Daglian and the PCAC are still pushing for the governor and the MTA to go even further than a $5 City Ticket than can be used at any time, in the form of what the organization calls the Freedom Ticket, which offers a $5 commuter rail fare and a free transfer to the bus or subway. Even with details that still need to be worked out, Daglian said that the panel's recommendation was a next step towards a fully operational Freedom Ticket.

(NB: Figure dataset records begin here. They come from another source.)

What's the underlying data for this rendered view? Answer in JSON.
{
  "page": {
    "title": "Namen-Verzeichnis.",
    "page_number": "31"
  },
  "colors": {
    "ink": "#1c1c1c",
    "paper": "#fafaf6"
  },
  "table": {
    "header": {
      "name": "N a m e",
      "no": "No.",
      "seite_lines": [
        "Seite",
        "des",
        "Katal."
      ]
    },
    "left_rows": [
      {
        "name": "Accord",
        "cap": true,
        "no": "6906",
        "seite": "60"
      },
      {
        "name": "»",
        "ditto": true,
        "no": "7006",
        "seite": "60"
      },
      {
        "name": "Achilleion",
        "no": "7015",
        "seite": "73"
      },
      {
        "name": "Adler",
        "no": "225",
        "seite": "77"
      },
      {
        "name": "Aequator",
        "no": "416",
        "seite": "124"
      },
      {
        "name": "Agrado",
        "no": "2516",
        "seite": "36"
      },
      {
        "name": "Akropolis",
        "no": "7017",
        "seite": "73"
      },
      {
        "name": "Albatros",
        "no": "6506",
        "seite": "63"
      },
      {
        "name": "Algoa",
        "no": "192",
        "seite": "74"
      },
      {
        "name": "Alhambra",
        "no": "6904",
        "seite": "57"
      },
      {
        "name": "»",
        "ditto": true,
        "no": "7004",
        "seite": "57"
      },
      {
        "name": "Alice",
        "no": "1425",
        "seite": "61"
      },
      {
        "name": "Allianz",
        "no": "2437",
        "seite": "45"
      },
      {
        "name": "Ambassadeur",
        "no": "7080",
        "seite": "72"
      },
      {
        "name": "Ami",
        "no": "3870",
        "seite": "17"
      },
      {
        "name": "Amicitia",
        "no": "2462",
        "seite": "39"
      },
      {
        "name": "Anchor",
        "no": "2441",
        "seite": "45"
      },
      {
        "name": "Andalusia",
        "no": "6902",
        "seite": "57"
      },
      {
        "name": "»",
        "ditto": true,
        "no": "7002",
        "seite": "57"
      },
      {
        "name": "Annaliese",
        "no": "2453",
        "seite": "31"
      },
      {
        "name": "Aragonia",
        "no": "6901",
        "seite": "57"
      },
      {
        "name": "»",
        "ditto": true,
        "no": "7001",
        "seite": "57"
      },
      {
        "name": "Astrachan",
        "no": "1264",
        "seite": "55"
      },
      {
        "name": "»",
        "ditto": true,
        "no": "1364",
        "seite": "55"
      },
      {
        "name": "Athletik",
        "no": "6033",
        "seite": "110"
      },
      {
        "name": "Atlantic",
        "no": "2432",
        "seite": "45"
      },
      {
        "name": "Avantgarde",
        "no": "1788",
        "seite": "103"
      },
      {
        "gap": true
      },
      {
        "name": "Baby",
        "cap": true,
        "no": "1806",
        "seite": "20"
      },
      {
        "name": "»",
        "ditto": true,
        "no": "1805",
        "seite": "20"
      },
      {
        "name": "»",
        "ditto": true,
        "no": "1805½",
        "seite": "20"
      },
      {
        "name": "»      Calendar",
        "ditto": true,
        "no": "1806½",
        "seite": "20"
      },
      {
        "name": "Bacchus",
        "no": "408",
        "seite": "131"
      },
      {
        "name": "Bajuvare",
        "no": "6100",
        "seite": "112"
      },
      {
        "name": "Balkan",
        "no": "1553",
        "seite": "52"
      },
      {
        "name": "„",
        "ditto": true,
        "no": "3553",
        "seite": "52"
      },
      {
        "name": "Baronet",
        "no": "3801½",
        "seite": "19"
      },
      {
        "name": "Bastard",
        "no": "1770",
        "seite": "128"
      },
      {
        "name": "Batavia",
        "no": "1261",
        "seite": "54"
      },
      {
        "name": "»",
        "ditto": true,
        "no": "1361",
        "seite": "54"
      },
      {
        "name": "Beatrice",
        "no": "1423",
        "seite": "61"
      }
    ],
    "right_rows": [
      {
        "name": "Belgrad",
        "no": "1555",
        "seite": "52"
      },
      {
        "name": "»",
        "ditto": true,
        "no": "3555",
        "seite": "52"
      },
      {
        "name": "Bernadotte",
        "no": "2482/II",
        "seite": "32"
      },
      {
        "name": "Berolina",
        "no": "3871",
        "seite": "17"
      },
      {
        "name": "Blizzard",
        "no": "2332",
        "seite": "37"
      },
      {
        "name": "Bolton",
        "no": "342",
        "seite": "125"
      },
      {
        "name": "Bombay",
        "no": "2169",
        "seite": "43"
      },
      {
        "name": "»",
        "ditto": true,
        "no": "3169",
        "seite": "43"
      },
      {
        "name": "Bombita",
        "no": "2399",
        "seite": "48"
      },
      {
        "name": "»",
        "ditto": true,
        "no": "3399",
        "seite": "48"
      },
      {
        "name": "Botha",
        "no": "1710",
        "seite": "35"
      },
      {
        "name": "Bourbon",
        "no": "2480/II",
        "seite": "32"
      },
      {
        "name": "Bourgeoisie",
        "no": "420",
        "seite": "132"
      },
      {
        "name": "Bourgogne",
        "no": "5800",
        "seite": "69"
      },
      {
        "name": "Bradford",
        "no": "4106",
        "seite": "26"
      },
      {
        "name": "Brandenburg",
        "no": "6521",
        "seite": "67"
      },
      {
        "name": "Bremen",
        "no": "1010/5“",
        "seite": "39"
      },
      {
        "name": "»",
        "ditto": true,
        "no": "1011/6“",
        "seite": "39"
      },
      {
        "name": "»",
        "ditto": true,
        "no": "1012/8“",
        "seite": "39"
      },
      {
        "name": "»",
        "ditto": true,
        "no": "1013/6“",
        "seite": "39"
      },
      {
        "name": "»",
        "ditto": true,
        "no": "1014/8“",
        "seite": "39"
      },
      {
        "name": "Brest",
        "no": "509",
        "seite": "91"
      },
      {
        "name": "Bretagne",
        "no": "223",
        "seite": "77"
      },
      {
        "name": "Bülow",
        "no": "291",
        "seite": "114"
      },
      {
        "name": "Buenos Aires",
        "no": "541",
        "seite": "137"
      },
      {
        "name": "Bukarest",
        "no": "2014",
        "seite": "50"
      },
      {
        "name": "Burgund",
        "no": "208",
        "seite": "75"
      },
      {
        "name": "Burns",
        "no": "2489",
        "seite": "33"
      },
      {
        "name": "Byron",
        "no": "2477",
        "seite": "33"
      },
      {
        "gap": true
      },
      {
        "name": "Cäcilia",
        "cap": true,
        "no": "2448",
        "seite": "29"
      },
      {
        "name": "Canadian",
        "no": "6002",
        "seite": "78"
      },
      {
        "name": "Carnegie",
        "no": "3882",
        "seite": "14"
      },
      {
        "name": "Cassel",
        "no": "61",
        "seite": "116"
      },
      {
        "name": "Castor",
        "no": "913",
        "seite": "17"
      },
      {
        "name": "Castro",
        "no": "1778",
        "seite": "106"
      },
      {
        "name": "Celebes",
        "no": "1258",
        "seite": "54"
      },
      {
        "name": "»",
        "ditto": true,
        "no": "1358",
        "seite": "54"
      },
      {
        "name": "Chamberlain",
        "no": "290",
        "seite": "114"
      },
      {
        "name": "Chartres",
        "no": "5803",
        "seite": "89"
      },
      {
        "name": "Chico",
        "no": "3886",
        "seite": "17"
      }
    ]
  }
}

The recommendation also comes shortly after the MTA pooh-poohed a similar set of policy proposals from the Regional Plan Association that would lower intra-city LIRR and Metro-North fares to $2.75 and include a free bus or subway transfer, while also increasing service that runs through commuter rail stations inside the city. Not wanting to cross the boss, the transit agency didn't turn up its nose at the Hochul/Adams proposal, and instead focused on the report's promise of a new funding stream for the cash-strapped agency.
In addition to the New New York panel, "we are hearing from legislators who are stepping up with a range of ideas to address New York’s mass transit funding crisis," said MTA spokesman John McCarthy. "We look forward to working with all our partners in Albany, City Hall, and Washington over the next few months to identify new recurring revenues so we can deliver the essential mass transit services that are the economic and equity engine of the region."
The MTA is staring over the edge of a well-documented fiscal cliff, thanks to plummeting ridership during the pandemic — and a slow return of customers, whose fares fund most of the basic operation of the subway. On Wednesday, two state lawmakers threw out their first marker for a substantial increase in the MTA budget, plus a plan for free bus service.